Eu precisava de droga para sobreviver

Mendes começou a fumar cigarro aos 9 anos, maconha com 11, cheirou éter, benzina, tíner...

por Luiz Alberto Mendes em

Comecei a fumar cigarros com 9 anos e maconha com 11. Depois vieram éter, benzina, tíner, gasolina e remédios com anfetamina. Cocaína era coisa para artistas

Caso fosse escrever sobre drogas, talvez não me preocupasse tanto com o aspecto físico, legal e dos direitos sobre si mesmo. Para isso há uma comissão, presidida por FHC. Antes procuraria entender por que, mesmo diante de reprovação social, penalizações e danos físicos, o homem insiste em usar drogas. Creio, por experiência pessoal, que essa fissura, esse desespero interior, provém da pressão existencial de cada um. Não somos seres completos, nem experientes. Vivemos tateando no escuro. A maioria segue orientações religiosas, culturais ou familiares. E bebem, fumam e usam psicotrópicos. Outras pessoas não conseguem seguir orientações. Eu não consegui.

Jamais coube em minha vida, sempre precisei de mais. Provavelmente seja este o vetor que acione a ansiedade e a angústia, companheiras do meu dia a dia. Paulo Lima afirmou que ansiedade é o mal do século. Seguindo esse raciocínio, angústia deve ter sido o mal do século passado. Estava condenado a seguir a orientação interior que levou a me perder. Havia um “sem saber” que sabia. Sabia que havia um caminho para mim. Como um cego, dava cabeçadas em todas as portas, e as que se abriram não foram as melhores.

Comecei a fumar cigarros com 9 anos e maconha com 11. Havia fugido de casa para viver nas ruas do centro de São Paulo. Aprendi com outros “meninos de rua”. Cheirava éter, benzina, tíner e gasolina.
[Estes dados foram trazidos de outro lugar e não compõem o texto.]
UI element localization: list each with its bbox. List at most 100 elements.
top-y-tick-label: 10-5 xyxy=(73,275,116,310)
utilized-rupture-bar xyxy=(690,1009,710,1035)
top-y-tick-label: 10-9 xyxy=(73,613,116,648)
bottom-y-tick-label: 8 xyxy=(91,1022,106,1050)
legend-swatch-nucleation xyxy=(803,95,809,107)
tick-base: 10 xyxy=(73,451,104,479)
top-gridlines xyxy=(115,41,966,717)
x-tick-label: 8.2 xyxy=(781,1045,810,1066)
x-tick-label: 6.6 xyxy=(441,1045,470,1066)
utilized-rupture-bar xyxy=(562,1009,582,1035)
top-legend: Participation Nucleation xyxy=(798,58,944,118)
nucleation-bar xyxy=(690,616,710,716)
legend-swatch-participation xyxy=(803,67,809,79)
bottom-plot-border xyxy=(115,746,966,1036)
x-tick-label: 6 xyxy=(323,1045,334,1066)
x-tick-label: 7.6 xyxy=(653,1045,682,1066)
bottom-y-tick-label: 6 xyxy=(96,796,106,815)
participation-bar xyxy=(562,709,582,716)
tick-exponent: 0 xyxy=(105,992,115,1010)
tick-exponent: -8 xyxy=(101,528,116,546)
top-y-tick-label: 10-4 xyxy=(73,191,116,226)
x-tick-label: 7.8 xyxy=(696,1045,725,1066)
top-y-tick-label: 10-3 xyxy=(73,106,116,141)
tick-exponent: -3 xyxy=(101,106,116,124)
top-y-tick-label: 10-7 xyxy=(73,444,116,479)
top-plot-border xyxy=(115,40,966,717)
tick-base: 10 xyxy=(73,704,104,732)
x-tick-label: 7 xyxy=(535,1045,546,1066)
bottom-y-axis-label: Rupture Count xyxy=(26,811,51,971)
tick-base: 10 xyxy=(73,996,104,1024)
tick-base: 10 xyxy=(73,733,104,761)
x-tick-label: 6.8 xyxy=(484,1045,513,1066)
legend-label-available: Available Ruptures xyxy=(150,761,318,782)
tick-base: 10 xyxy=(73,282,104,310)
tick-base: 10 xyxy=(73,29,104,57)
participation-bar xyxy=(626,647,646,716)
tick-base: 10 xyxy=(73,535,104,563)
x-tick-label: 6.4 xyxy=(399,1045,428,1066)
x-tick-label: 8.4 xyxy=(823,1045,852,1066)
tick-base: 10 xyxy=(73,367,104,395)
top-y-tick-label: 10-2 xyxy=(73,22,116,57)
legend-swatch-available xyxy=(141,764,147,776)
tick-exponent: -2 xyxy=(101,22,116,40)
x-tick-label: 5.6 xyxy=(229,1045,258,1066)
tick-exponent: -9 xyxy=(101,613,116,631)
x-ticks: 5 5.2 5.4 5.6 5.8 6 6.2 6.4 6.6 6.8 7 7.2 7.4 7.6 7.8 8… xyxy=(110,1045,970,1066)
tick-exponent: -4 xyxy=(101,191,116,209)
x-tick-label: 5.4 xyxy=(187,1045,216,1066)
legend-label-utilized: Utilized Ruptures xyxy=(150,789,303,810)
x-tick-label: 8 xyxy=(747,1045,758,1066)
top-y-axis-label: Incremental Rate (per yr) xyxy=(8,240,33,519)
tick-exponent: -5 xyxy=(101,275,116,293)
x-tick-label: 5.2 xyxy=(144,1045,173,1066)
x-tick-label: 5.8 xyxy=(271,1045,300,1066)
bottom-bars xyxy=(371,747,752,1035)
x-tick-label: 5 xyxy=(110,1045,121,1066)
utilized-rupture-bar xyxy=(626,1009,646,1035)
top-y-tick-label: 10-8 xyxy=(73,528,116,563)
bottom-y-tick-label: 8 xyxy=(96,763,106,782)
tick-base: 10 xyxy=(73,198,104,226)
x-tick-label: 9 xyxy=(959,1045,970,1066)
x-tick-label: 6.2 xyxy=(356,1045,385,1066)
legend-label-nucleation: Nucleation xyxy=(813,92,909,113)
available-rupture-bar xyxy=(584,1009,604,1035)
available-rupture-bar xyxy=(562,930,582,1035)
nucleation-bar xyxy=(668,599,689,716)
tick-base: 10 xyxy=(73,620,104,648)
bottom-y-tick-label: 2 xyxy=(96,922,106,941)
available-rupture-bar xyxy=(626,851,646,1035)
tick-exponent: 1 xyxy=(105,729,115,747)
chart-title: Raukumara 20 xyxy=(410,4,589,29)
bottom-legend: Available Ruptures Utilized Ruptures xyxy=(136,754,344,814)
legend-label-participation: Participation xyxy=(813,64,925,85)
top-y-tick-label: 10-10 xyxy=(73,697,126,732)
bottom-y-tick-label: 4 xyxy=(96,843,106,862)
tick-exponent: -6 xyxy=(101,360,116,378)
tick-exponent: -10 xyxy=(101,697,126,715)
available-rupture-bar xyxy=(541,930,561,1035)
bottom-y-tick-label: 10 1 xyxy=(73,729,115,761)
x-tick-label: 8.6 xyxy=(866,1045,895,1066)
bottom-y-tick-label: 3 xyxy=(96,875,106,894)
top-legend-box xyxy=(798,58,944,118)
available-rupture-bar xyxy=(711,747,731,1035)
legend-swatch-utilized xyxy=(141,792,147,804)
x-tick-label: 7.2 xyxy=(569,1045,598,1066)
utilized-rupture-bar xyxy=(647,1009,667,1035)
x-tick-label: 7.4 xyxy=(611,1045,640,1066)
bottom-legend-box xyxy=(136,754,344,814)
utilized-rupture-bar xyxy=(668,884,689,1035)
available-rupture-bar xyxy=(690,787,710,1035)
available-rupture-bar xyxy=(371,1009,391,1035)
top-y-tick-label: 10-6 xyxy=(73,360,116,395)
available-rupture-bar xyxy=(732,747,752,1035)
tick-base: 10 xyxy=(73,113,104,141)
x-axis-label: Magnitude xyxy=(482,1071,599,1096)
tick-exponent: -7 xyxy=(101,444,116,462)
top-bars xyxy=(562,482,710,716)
Havia a necessidade de esquecer o moleque agoniado que eu estava sendo. Exorcizava a fome, o frio, o pavor do pai alcoólatra e espancador, os policiais e comissários de menores que nos batiam.

Depois vieram as “bolinhas”. Remédios com anfetamina na composição, Anorecsil, Preludim, Estenamina, Instilaza, Rinosteg e outros. Em seguida comecei a aplicar Perventim na veia. Cocaína era coisa para artistas. Boa parte do que conseguia em roubos era direcionado às drogas.

Encarcerado, restou o lenitivo do preso, a maconha. Lutava para fugir da pressão da prisão, dos companheiros, dos guardas e da consciência de que nunca mais sairia. Somente quando conheci os códigos de comunicação e os livros comecei a fazer uma releitura de mim, do mundo e disso tudo. Mas, ainda assim, recorria à erva.

Por que usar drogas?

Para aliviar pressões, me sentir bem e ser feliz por uns momentos. Por isso acredito que o homem goste tanto de drogas: para conseguir o que não atinge, ou seja, ser feliz. Mesmo que fosse uma felicidade artificial e de curta duração, eu carecia daquela migalha de luz para sobreviver. Sei que uma vida plenamente consciente pode ser muito mais satisfatória. Mas como, diante da vida louca como é?

O combate às drogas não deve ser pela repressão. Essa alternativa não deu certo. Muito pelo contrário, só aumentou o número de usuários. Acredito que, enquanto o homem tiver motivos para chorar, sofrer, angustiar-se, ou ser acelerado pela pressão interior ou exterior, a droga fará parte do show humano. Como combater as drogas então? Com uma sociedade mais justa, com menos desemprego, desesperança, violência, ameaças, fome, desespero e tudo mais que causa dor e sofrimento.

É a dor, o sofrimento, a tristeza, a angústia, a ansiedade, a pressão do tempo, do dinheiro e do trânsito, entre outras coisas, que causam a falta de alegria, paz, amor e felicidade de que carece o homem para viver sem drogas.